Ted left for the Navy within a month. Bea kept busy with family chores and being home-schooled, since she, as a married woman, wasn’t allowed back in public school. Later she was allowed to attend the school but in a private room where she could self-study. Neither of them graduated from high school, but both received their GEDs, then went on to receive masters degrees. Ted has four degrees from SW Baptist Seminary, including a doctorate of ministry. Their daughters joked they should write a book titled “How to Put Your Parents Through School,” since they were in school the entire time the girls were growing up. Once their daughters, Janis and Tedi, were grown, they left them in the States to answer the call to serve in Monrovia, Liberia, West Africa. They lived there for 15 years, though they anticipated living there until they retired. They made an incredible impact in that area by starting 79 churches and teaching the locals to read and write. They helped write the Bible in the native Bassa language. They even had quite the surprise when the Africans prayed in their native style for Bea to conceive. They gave birth to a boy in 1970 and named him Dehru—“God’s promise.” This part of their journey ended when Bea and Dehru had to escape Monrovia, leaving Ted under house arrest. They had to wait months to find out if he was dead or alive. Relief came when they received a call telling them he was in New York City and on his way home.

Throughout their entire lives their love and trust of God never wavered. Ted had several opportunities to make more money, but when they prayed for direction God steered their life ship in more profound ways. They never doubted they were doing exactly what they needed to be doing.

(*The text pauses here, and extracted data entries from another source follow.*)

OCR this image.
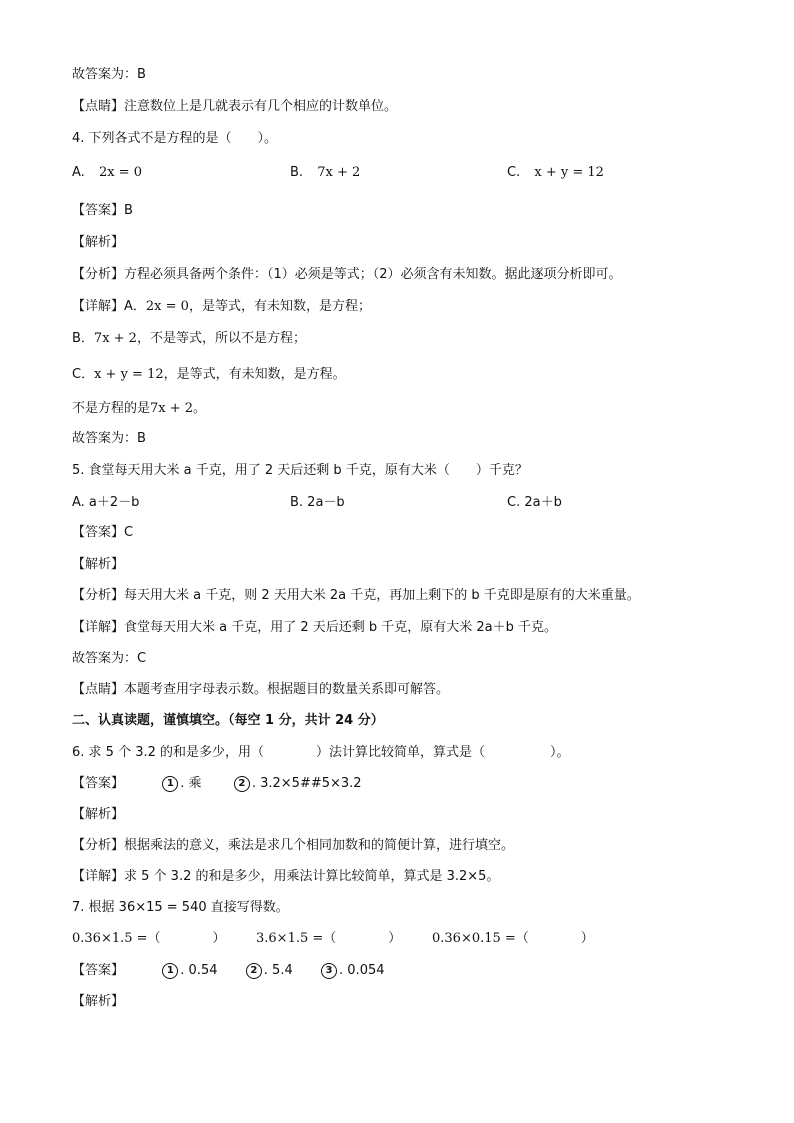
故答案为：B
【点睛】注意数位上是几就表示有几个相应的计数单位。
4. 下列各式不是方程的是（　　）。
A. 2x = 0	B. 7x + 2	C. x + y = 12
【答案】B
【解析】
【分析】方程必须具备两个条件：（1）必须是等式；（2）必须含有未知数。据此逐项分析即可。
【详解】A．2x = 0，是等式，有未知数，是方程；
B．7x + 2，不是等式，所以不是方程；
C．x + y = 12，是等式，有未知数，是方程。
不是方程的是7x + 2。
故答案为：B
5. 食堂每天用大米 a 千克，用了 2 天后还剩 b 千克，原有大米（　　）千克？
A. a＋2－b	B. 2a－b	C. 2a＋b
【答案】C
【解析】
【分析】每天用大米 a 千克，则 2 天用大米 2a 千克，再加上剩下的 b 千克即是原有的大米重量。
【详解】食堂每天用大米 a 千克，用了 2 天后还剩 b 千克，原有大米 2a＋b 千克。
故答案为：C
【点睛】本题考查用字母表示数。根据题目的数量关系即可解答。
二、认真读题，谨慎填空。（每空 1 分，共计 24 分）
6. 求 5 个 3.2 的和是多少，用（　　　　）法计算比较简单，算式是（　　　　　）。
【答案】	1 . 乘	2 . 3.2×5##5×3.2
【解析】
【分析】根据乘法的意义，乘法是求几个相同加数和的简便计算，进行填空。
【详解】求 5 个 3.2 的和是多少，用乘法计算比较简单，算式是 3.2×5。
7. 根据 36×15 = 540 直接写得数。
0.36×1.5 =（　　　　） 3.6×1.5 =（　　　　） 0.36×0.15 =（　　　　）
【答案】	1 . 0.54	2 . 5.4	3 . 0.054
【解析】
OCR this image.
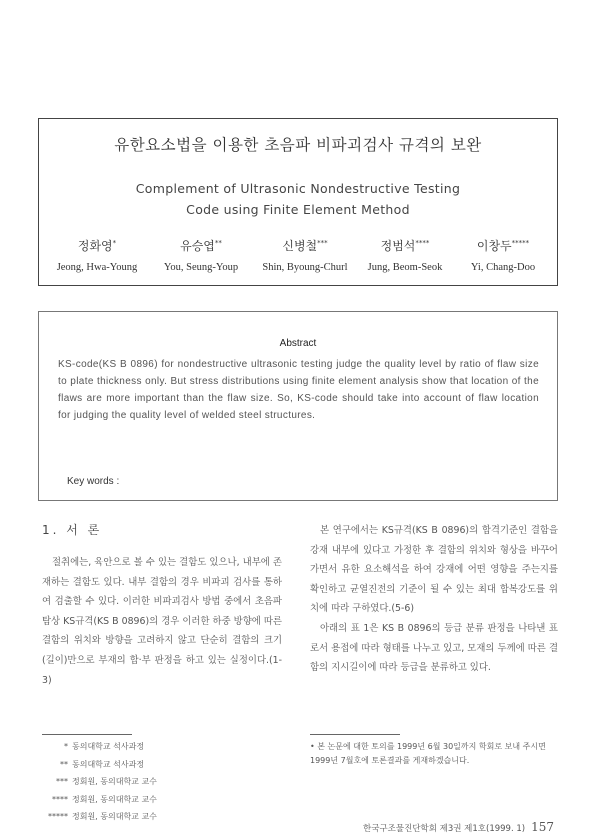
유한요소법을 이용한 초음파 비파괴검사 규격의 보완
Complement of Ultrasonic Nondestructive Testing
Code using Finite Element Method
정화영*
Jeong, Hwa-Young
유승엽**
You, Seung-Youp
신병철***
Shin, Byoung-Churl
정범석****
Jung, Beom-Seok
이창두*****
Yi, Chang-Doo
Abstract
KS-code(KS B 0896) for nondestructive ultrasonic testing judge the quality level by ratio of flaw size to plate thickness only. But stress distributions using finite element analysis show that location of the flaws are more important than the flaw size. So, KS-code should take into account of flaw location for judging the quality level of welded steel structures.
Key words :
1. 서 론

절취에는, 육안으로 볼 수 있는 결함도 있으나, 내부에 존재하는 결함도 있다. 내부 결함의 경우 비파괴 검사를 통하여 검출할 수 있다. 이러한 비파괴검사 방법 중에서 초음파탐상 KS규격(KS B 0896)의 경우 이러한 하중 방향에 따른 결함의 위치와 방향을 고려하지 않고 단순히 결함의 크기(길이)만으로 부재의 합·부 판정을 하고 있는 실정이다.(1-3)

본 연구에서는 KS규격(KS B 0896)의 합격기준인 결함을 강재 내부에 있다고 가정한 후 결함의 위치와 형상을 바꾸어 가면서 유한 요소해석을 하여 강재에 어떤 영향을 주는지를 확인하고 균열진전의 기준이 될 수 있는 최대 합복강도를 위치에 따라 구하였다.(5-6)

아래의 표 1은 KS B 0896의 등급 분류 판정을 나타낸 표로서 용접에 따라 형태를 나누고 있고, 모재의 두께에 따른 결함의 지시길이에 따라 등급을 분류하고 있다.

* 동의대학교 석사과정
** 동의대학교 석사과정
*** 정회원, 동의대학교 교수
**** 정회원, 동의대학교 교수
***** 정회원, 동의대학교 교수
• 본 논문에 대한 토의를 1999년 6월 30일까지 학회로 보내 주시면 1999년 7월호에 토론결과를 게재하겠습니다.
한국구조물진단학회 제3권 제1호(1999. 1) 157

So what are some of their “secrets” to living exceptionally well? Trust in God. Spend real time with family. Sit down and do family things together like play games, talk about life, listen to each other, don’t compete. Love and trust each other and be accepting of one another. They have lived what they call a “natural life” that included no drinking or smoking, lots of walking and time outdoors. They have always eaten well—and included big dips of ice cream. They kept their family life stable. When asked what advice they would give to those wanting to get married today they didn’t hesitate. Couples should be sure it’s real love. Do not marry too young. Don’t rush into it. Get to know each other. Really know each other. Make a life commitment but keep it spicy, and add a lot of love. Learn to say “yes, dear.” Learn to agree, and really listen to each other. This openly affectionate and loving couple still looks forward to being close to each other each day. They start and end each day with a hug and a kiss. He makes her bed each day and she sits up every night until he falls asleep before retiring. They say that if they had it to do all over again, they wouldn’t change a thing.

They reside with their daughter Janis and son-in-law Chet, who enjoys coffee at the table with them every day. To get more insight to this smart, sweet and loving couple you can tune in to TED SED on Facebook and catch some glimpses of living life exceptionally well. There are many levels of love and like but this one has to be pretty high on the chart!

Pray (God first). Love. Live. Repeat.